42 Soul Destroying Jobs Announced For Waterford


POSITIVE news for people who have decent well paid jobs but like hearing about other people getting slightly shitter jobs as several companies in Waterford have announced 42 new jobs.

The jobs, poorly paid and with long unforgiving hours come mostly in the services sector with many locals having the chance to serve impatient and ungrateful members of the Irish public.

“We’re looking for the kind of candidate that doesn’t really have a choice and is desperate for a bit of work so will take any old shite,” owner and manager of Lowry Service Station John Lowry told WWN.

“Skills we’re looking for? Really just an appetite for listening to any old moaning and complaints from a variety of pricks.

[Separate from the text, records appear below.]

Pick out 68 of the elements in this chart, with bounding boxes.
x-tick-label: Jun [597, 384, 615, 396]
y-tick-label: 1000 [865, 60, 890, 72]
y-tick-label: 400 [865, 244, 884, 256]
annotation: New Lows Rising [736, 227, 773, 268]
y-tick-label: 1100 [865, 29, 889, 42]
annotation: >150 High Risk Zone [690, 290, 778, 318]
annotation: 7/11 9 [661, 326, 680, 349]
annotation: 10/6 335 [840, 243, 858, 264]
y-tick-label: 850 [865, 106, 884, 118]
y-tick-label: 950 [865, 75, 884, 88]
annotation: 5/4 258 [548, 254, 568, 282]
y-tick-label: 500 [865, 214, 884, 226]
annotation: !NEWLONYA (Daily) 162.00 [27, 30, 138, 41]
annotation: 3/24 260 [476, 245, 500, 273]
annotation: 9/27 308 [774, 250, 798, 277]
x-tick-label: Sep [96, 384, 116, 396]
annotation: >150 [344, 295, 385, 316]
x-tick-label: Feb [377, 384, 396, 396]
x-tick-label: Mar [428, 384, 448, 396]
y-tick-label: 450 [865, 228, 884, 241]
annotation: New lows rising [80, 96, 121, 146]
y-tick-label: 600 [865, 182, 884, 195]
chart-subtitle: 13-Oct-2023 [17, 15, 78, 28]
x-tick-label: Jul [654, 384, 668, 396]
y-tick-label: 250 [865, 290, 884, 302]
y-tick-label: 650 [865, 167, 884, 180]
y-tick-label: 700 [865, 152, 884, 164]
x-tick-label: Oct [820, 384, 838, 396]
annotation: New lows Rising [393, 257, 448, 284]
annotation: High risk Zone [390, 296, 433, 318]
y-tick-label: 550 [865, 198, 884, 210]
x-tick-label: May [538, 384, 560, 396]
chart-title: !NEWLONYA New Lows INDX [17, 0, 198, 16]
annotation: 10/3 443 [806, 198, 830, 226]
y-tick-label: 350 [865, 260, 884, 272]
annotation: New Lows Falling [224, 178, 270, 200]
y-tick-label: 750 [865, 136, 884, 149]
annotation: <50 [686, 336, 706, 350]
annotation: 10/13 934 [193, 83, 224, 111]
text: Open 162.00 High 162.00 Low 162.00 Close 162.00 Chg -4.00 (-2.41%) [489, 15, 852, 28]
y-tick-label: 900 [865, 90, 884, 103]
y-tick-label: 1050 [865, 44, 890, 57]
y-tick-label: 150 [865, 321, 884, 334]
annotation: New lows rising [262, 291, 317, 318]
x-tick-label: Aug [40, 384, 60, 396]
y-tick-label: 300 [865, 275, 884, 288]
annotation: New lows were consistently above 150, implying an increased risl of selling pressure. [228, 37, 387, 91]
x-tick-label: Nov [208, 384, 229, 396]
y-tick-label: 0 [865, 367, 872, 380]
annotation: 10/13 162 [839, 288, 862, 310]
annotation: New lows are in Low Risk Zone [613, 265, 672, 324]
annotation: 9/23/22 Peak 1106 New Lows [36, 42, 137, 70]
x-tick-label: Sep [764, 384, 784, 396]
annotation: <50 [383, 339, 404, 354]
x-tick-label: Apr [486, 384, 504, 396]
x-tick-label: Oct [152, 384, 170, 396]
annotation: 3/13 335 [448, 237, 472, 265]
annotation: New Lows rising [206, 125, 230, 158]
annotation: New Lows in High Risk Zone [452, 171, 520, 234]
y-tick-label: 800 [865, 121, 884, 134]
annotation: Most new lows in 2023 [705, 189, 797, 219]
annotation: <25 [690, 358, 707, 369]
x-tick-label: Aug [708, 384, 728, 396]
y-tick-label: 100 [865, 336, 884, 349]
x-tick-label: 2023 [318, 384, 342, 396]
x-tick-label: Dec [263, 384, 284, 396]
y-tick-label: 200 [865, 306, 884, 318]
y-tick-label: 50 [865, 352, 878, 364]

It is the sheer variety of pricks that the employee will deal it that really makes this position stand out,” Lowry added who is also hiring 3 breakfast roll technicians.

The Government welcomes the news, but insist there is nothing that you can do about the soul destroying nature of the work involved.

“42 jobs announced anywhere is great news, but look I think we all have to accept that thanks to the 9-to-5 we’re all slowly having our souls chipped away at but it’s probably best to ignore it,” a spokesman for the Government explained to WWN.

“The business owners deserve great credit because they could have stuck all these on JobsBridge for the craic, but they didn’t which actually is kind of stupid on their part,” added the spokesman.

Future employees in the businesses are already accepting the soul destroying nature of the new jobs.

“Sure doesn’t bother me boi, I had to sign my soul away with the last job I had so they’re getting nothing from me this time. Jokes on them,” Anthony Doyle, potential employee told WWN.